Penetration into new markets will also rebound to Sun's software division, Schwartz said. With more UltraSparc hardware out there, more customers will gravitate toward Solaris and Java, he asserted.

Cost, though, probably plays a factor in Sun's decision. Designing a new microprocessor costs millions of dollars, and new chips and chip architectures are required every few years to keep up with the competition. The rapid turnover is one of the reasons that so-called x86 chips took over the server market. Intel and AMD could improve the performance of their chips.

The high design expenses — not to mention manufacturing costs — mean that a chip company has to sell as many units as possible to break even.
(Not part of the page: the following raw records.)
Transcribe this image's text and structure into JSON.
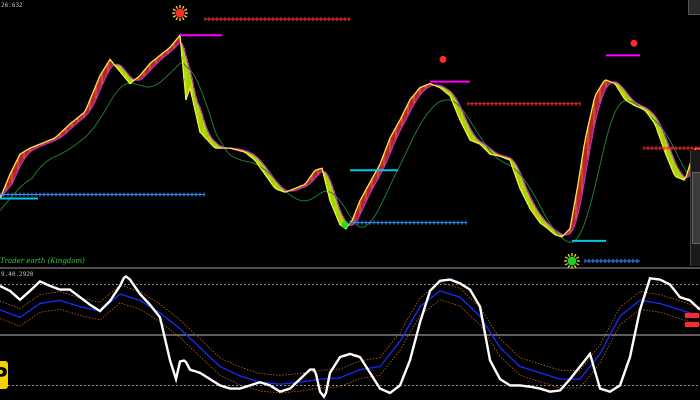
{
  "labels": {
    "price_top": "26.632",
    "osc_top": "9.40.2920",
    "watermark": "Trader earth (Kingdom)",
    "logo": "P"
  },
  "colors": {
    "background": "#000000",
    "bull_fill": "#b8242a",
    "bear_fill": "#9ed400",
    "price_line": "#ffeb3b",
    "fast_ma": "#c02cc8",
    "slow_ma": "#1f7a2e",
    "support_line": "#00c8e6",
    "resistance_line": "#ff00ff",
    "red_cross": "#ff2a2a",
    "blue_cross": "#2b8fff",
    "osc_main": "#ffffff",
    "osc_signal": "#1a2aff",
    "osc_band": "#c2621a"
  },
  "icons": {
    "top_marker": "sun-marker-icon",
    "bottom_marker": "sun-marker-icon",
    "sell_dot": "red-dot-icon",
    "buy_dot": "green-dot-icon"
  },
  "chart_data": [
    {
      "type": "line",
      "series": [
        {
          "name": "",
          "x": [
            0,
            10,
            20,
            30,
            40,
            55,
            70,
            85,
            100,
            110,
            120,
            130,
            140,
            150,
            160,
            170,
            180,
            186,
            190,
            200,
            215,
            230,
            245,
            255,
            265,
            275,
            285,
            295,
            305,
            315,
            322,
            330,
            340,
            346,
            352,
            360,
            370,
            380,
            390,
            400,
            410,
            420,
            430,
            440,
            450,
            460,
            470,
            480,
            490,
            500,
            510,
            520,
            530,
            540,
            548,
            555,
            562,
            570,
            578,
            585,
            595,
            605,
            615,
            625,
            635,
            645,
            655,
            665,
            675,
            685,
            695
          ],
          "y": [
            33,
            45,
            55,
            58,
            60,
            63,
            70,
            76,
            94,
            102,
            96,
            90,
            94,
            100,
            104,
            108,
            114,
            82,
            88,
            66,
            58,
            58,
            56,
            52,
            45,
            38,
            36,
            38,
            40,
            47,
            48,
            32,
            20,
            18,
            22,
            32,
            41,
            50,
            63,
            72,
            82,
            88,
            90,
            88,
            84,
            72,
            62,
            60,
            55,
            54,
            52,
            38,
            28,
            21,
            18,
            15,
            14,
            18,
            40,
            62,
            84,
            92,
            90,
            82,
            79,
            77,
            70,
            56,
            44,
            42,
            58
          ]
        }
      ]
    },
    {
      "type": "line",
      "series": [
        {
          "name": "",
          "x": [
            0,
            10,
            20,
            30,
            40,
            50,
            60,
            70,
            80,
            90,
            100,
            110,
            120,
            125,
            130,
            140,
            150,
            160,
            170,
            176,
            180,
            185,
            190,
            200,
            210,
            220,
            230,
            240,
            250,
            260,
            270,
            280,
            290,
            300,
            310,
            315,
            320,
            325,
            330,
            340,
            350,
            360,
            370,
            380,
            390,
            400,
            405,
            410,
            420,
            430,
            440,
            450,
            460,
            470,
            480,
            490,
            500,
            510,
            520,
            530,
            540,
            550,
            560,
            570,
            580,
            590,
            600,
            610,
            620,
            630,
            640,
            650,
            660,
            670,
            680,
            690,
            700
          ],
          "y": [
            78,
            70,
            56,
            70,
            85,
            78,
            72,
            72,
            60,
            48,
            38,
            54,
            78,
            94,
            88,
            65,
            48,
            28,
            -40,
            -70,
            -42,
            -40,
            -55,
            -60,
            -70,
            -80,
            -85,
            -85,
            -80,
            -75,
            -80,
            -90,
            -85,
            -70,
            -55,
            -55,
            -90,
            -100,
            -60,
            -35,
            -30,
            -35,
            -60,
            -85,
            -92,
            -80,
            -60,
            -40,
            20,
            70,
            86,
            88,
            82,
            72,
            45,
            -40,
            -70,
            -80,
            -80,
            -82,
            -85,
            -90,
            -88,
            -70,
            -50,
            -30,
            -85,
            -90,
            -80,
            -35,
            40,
            90,
            88,
            80,
            60,
            55,
            40
          ]
        },
        {
          "name": "",
          "x": [
            0,
            20,
            40,
            60,
            80,
            100,
            120,
            140,
            160,
            180,
            200,
            220,
            240,
            260,
            280,
            300,
            320,
            340,
            360,
            380,
            400,
            420,
            440,
            460,
            480,
            500,
            520,
            540,
            560,
            580,
            600,
            620,
            640,
            660,
            680,
            700
          ],
          "y": [
            40,
            28,
            50,
            55,
            45,
            38,
            65,
            55,
            35,
            10,
            -20,
            -50,
            -65,
            -75,
            -78,
            -75,
            -70,
            -68,
            -55,
            -50,
            -10,
            45,
            70,
            60,
            30,
            -20,
            -50,
            -60,
            -70,
            -70,
            -30,
            30,
            55,
            50,
            40,
            30
          ]
        }
      ]
    }
  ]
}
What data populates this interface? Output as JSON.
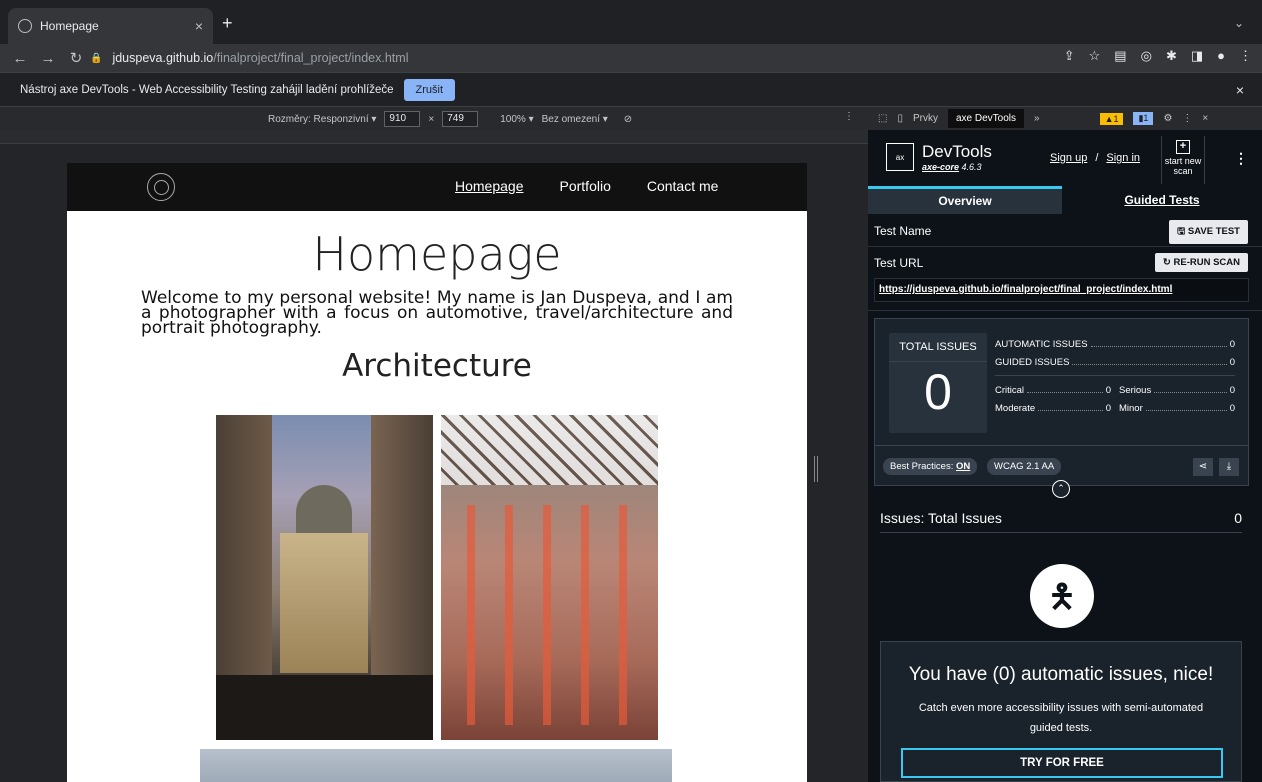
{
  "browser": {
    "tab_title": "Homepage",
    "url_host": "jduspeva.github.io",
    "url_path": "/finalproject/final_project/index.html"
  },
  "infobar": {
    "message": "Nástroj axe DevTools - Web Accessibility Testing zahájil ladění prohlížeče",
    "cancel_label": "Zrušit"
  },
  "device_toolbar": {
    "dimensions_label": "Rozměry: Responzivní ▾",
    "width": "910",
    "height": "749",
    "zoom": "100% ▾",
    "throttle": "Bez omezení ▾"
  },
  "page": {
    "nav": [
      "Homepage",
      "Portfolio",
      "Contact me"
    ],
    "title": "Homepage",
    "intro": "Welcome to my personal website! My name is Jan Duspeva, and I am a photographer with a focus on automotive, travel/architecture and portrait photography.",
    "section_title": "Architecture"
  },
  "devtools": {
    "tab_elements": "Prvky",
    "tab_axe": "axe DevTools",
    "more_tabs": "»",
    "warnings": "▲1",
    "messages": "▮1"
  },
  "axe": {
    "brand": "DevTools",
    "core_link": "axe-core",
    "core_version": "4.6.3",
    "sign_up": "Sign up",
    "slash": "/",
    "sign_in": "Sign in",
    "start_new": "start new scan",
    "tab_overview": "Overview",
    "tab_guided": "Guided Tests",
    "test_name_label": "Test Name",
    "save_test": "SAVE TEST",
    "test_url_label": "Test URL",
    "rerun": "RE-RUN SCAN",
    "test_url": "https://jduspeva.github.io/finalproject/final_project/index.html",
    "total_label": "TOTAL ISSUES",
    "total_value": "0",
    "automatic_label": "AUTOMATIC ISSUES",
    "automatic_value": "0",
    "guided_label": "GUIDED ISSUES",
    "guided_value": "0",
    "critical_label": "Critical",
    "critical_value": "0",
    "serious_label": "Serious",
    "serious_value": "0",
    "moderate_label": "Moderate",
    "moderate_value": "0",
    "minor_label": "Minor",
    "minor_value": "0",
    "best_practices": "Best Practices:",
    "best_practices_state": "ON",
    "standard": "WCAG 2.1 AA",
    "issues_heading": "Issues: Total Issues",
    "issues_count": "0",
    "card_heading": "You have (0) automatic issues, nice!",
    "card_text": "Catch even more accessibility issues with semi-automated guided tests.",
    "try_free": "TRY FOR FREE"
  },
  "colors": {
    "accent": "#3ac7f0",
    "panel_bg": "#0d1218"
  }
}
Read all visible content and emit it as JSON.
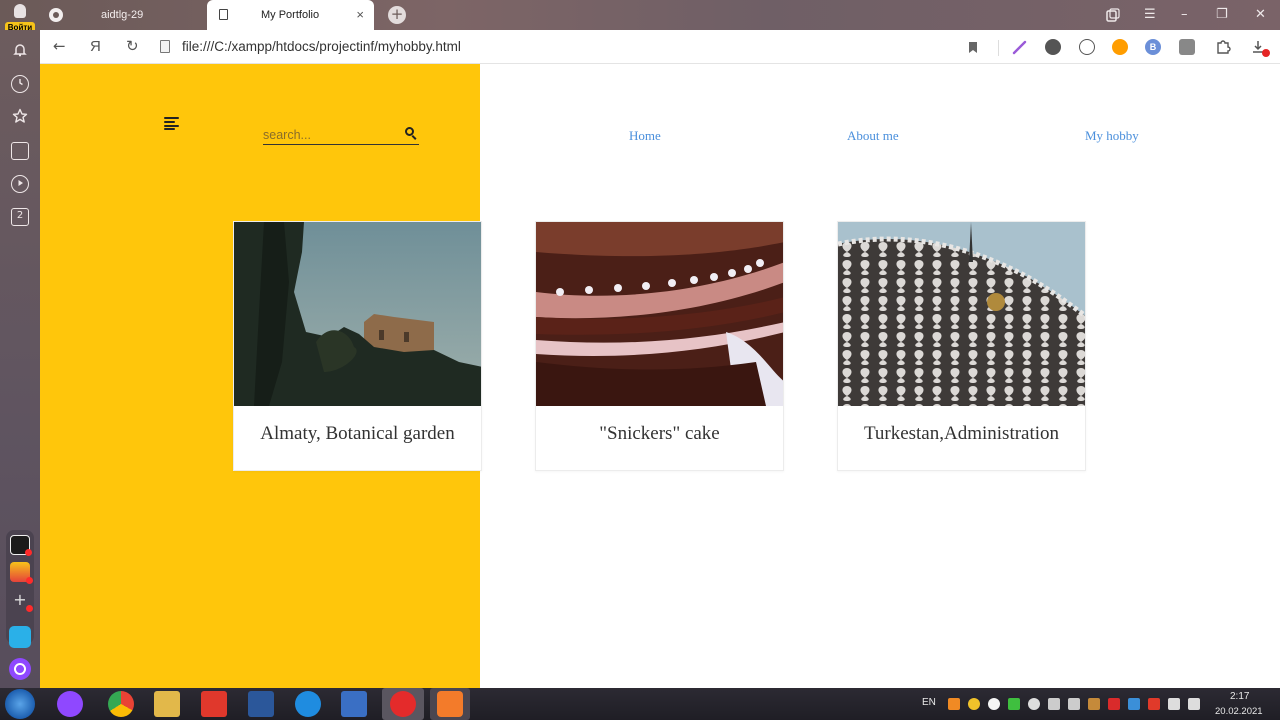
{
  "browser": {
    "profile_label": "Войти",
    "tabs": [
      {
        "label": "aidtlg-29",
        "icon": "github-icon",
        "active": false
      },
      {
        "label": "My Portfolio",
        "icon": "document-icon",
        "active": true
      }
    ],
    "close_glyph": "×",
    "newtab_glyph": "+",
    "window_controls": {
      "minimize": "–",
      "maximize": "❐",
      "close": "✕",
      "menu": "☰"
    },
    "url": "file:///C:/xampp/htdocs/projectinf/myhobby.html",
    "nav": {
      "back": "←",
      "yandex": "Я",
      "reload": "↻"
    },
    "sidebar_badge": "2",
    "extension_letter": "B"
  },
  "page": {
    "search_placeholder": "search...",
    "nav_links": [
      "Home",
      "About me",
      "My hobby"
    ],
    "cards": [
      {
        "caption": "Almaty, Botanical garden"
      },
      {
        "caption": "\"Snickers\" cake"
      },
      {
        "caption": "Turkestan,Administration"
      }
    ],
    "colors": {
      "accent_yellow": "#ffc60b",
      "link_blue": "#4a8fdc"
    }
  },
  "taskbar": {
    "language": "EN",
    "time": "2:17",
    "date": "20.02.2021"
  }
}
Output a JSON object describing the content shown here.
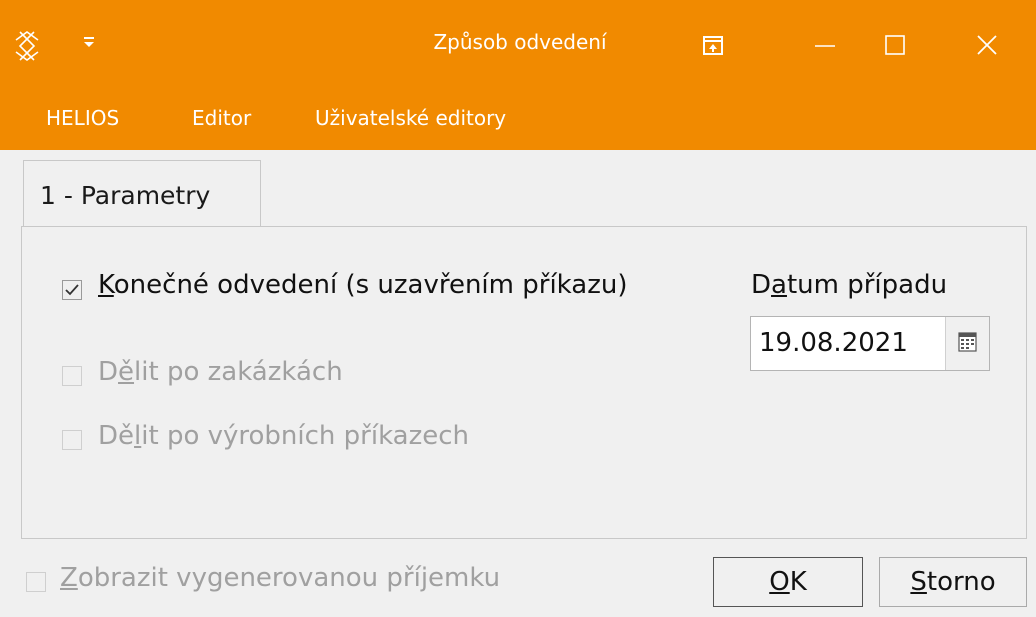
{
  "window": {
    "title": "Způsob odvedení",
    "brand_color": "#f18a00",
    "icons": [
      "helios-logo-icon",
      "quick-access-dropdown-icon",
      "restore-panel-icon",
      "minimize-icon",
      "maximize-icon",
      "close-icon"
    ]
  },
  "menu": {
    "items": [
      "HELIOS",
      "Editor",
      "Uživatelské editory"
    ]
  },
  "tabs": [
    {
      "label": "1 - Parametry",
      "active": true
    }
  ],
  "parameters": {
    "final_transfer": {
      "mnemonic": "K",
      "rest": "onečné odvedení (s uzavřením příkazu)",
      "checked": true,
      "enabled": true
    },
    "split_by_orders": {
      "pre": "D",
      "mnemonic": "ě",
      "rest": "lit po zakázkách",
      "checked": false,
      "enabled": false
    },
    "split_by_production": {
      "pre": "Dě",
      "mnemonic": "l",
      "rest": "it po výrobních příkazech",
      "checked": false,
      "enabled": false
    }
  },
  "case_date": {
    "label_pre": "D",
    "label_mnemonic": "a",
    "label_rest": "tum případu",
    "value": "19.08.2021"
  },
  "footer": {
    "show_receipt": {
      "mnemonic": "Z",
      "rest": "obrazit vygenerovanou příjemku",
      "checked": false,
      "enabled": false
    },
    "ok": {
      "mnemonic": "O",
      "rest": "K"
    },
    "cancel": {
      "mnemonic": "S",
      "rest": "torno"
    }
  }
}
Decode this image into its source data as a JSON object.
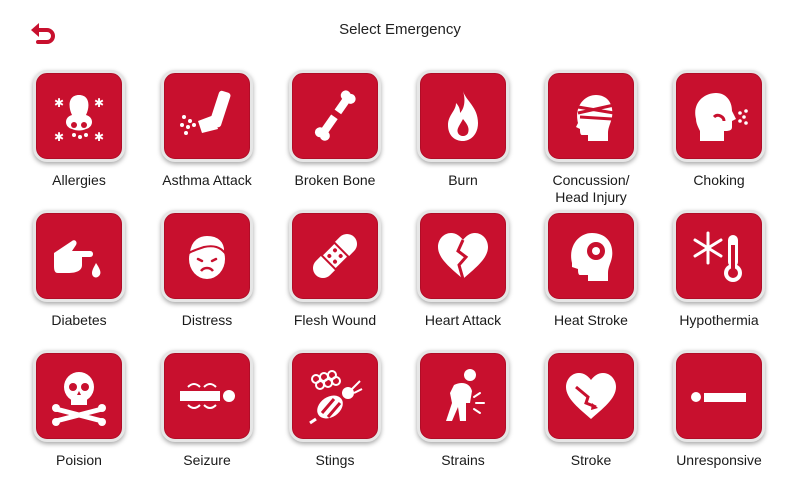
{
  "header": {
    "title": "Select Emergency",
    "back_icon": "back-arrow-icon"
  },
  "theme": {
    "accent": "#c8102e",
    "text": "#222222",
    "background": "#ffffff"
  },
  "emergencies": [
    {
      "label": "Allergies",
      "icon": "allergies-icon"
    },
    {
      "label": "Asthma Attack",
      "icon": "inhaler-icon"
    },
    {
      "label": "Broken Bone",
      "icon": "broken-bone-icon"
    },
    {
      "label": "Burn",
      "icon": "flame-icon"
    },
    {
      "label": "Concussion/\nHead Injury",
      "icon": "bandaged-head-icon"
    },
    {
      "label": "Choking",
      "icon": "choking-icon"
    },
    {
      "label": "Diabetes",
      "icon": "finger-blood-drop-icon"
    },
    {
      "label": "Distress",
      "icon": "distressed-face-icon"
    },
    {
      "label": "Flesh Wound",
      "icon": "bandage-icon"
    },
    {
      "label": "Heart Attack",
      "icon": "broken-heart-icon"
    },
    {
      "label": "Heat Stroke",
      "icon": "hot-head-icon"
    },
    {
      "label": "Hypothermia",
      "icon": "snowflake-thermometer-icon"
    },
    {
      "label": "Poision",
      "icon": "skull-crossbones-icon"
    },
    {
      "label": "Seizure",
      "icon": "seizure-icon"
    },
    {
      "label": "Stings",
      "icon": "bee-icon"
    },
    {
      "label": "Strains",
      "icon": "strain-icon"
    },
    {
      "label": "Stroke",
      "icon": "heart-zigzag-icon"
    },
    {
      "label": "Unresponsive",
      "icon": "lying-person-icon"
    }
  ]
}
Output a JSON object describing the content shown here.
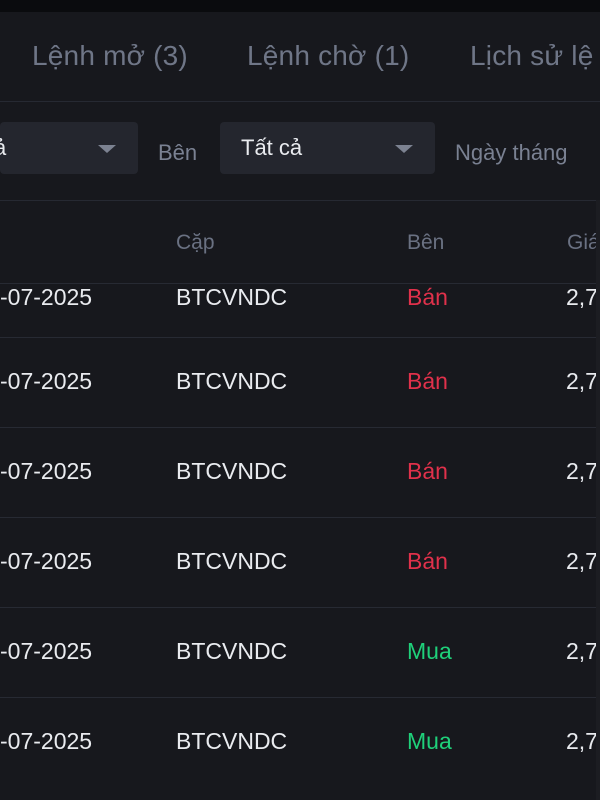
{
  "tabs": [
    {
      "label": "Lệnh mở (3)"
    },
    {
      "label": "Lệnh chờ (1)"
    },
    {
      "label": "Lịch sử lệ"
    }
  ],
  "filters": {
    "first_value": "ả",
    "side_label": "Bên",
    "side_value": "Tất cả",
    "date_label": "Ngày tháng"
  },
  "table": {
    "headers": {
      "pair": "Cặp",
      "side": "Bên",
      "price": "Giá"
    },
    "rows": [
      {
        "date": "-07-2025",
        "pair": "BTCVNDC",
        "side": "Bán",
        "price": "2,7"
      },
      {
        "date": "-07-2025",
        "pair": "BTCVNDC",
        "side": "Bán",
        "price": "2,7"
      },
      {
        "date": "-07-2025",
        "pair": "BTCVNDC",
        "side": "Bán",
        "price": "2,7"
      },
      {
        "date": "-07-2025",
        "pair": "BTCVNDC",
        "side": "Bán",
        "price": "2,7"
      },
      {
        "date": "-07-2025",
        "pair": "BTCVNDC",
        "side": "Mua",
        "price": "2,7"
      },
      {
        "date": "-07-2025",
        "pair": "BTCVNDC",
        "side": "Mua",
        "price": "2,7"
      }
    ]
  },
  "colors": {
    "sell": "#e0314b",
    "buy": "#1fd07a",
    "background": "#17181d"
  }
}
Sun isn't the first computer company to go down this path. IBM has sold its PowerPC chip into the networking market for years. Networking accounted for a far larger percentage of PowerPC sales, even when Apple used these chips in its computers.

Intel also sells x86 chips for telecommunications equipment.

Sun executives and engineers will show off benchmarks and other data on the new chip at an event in Austin, Texas, this week. The UltraSparc T2 will have eight cores, with each core capable of managing eight threads. Because each thread on each core can handle an operating system, a single chip can therefore run 64 operating systems simultaneously.

"The benchmarks are absolutely staggering," Schwartz said.

UltraSparc T1 has eight cores, but each core runs only four threads.

The new chip also sports eight integrated encryption acceleration engines, dual ports for 10Gb Ethernet, and an integrated memory controller for faster access to memory chips.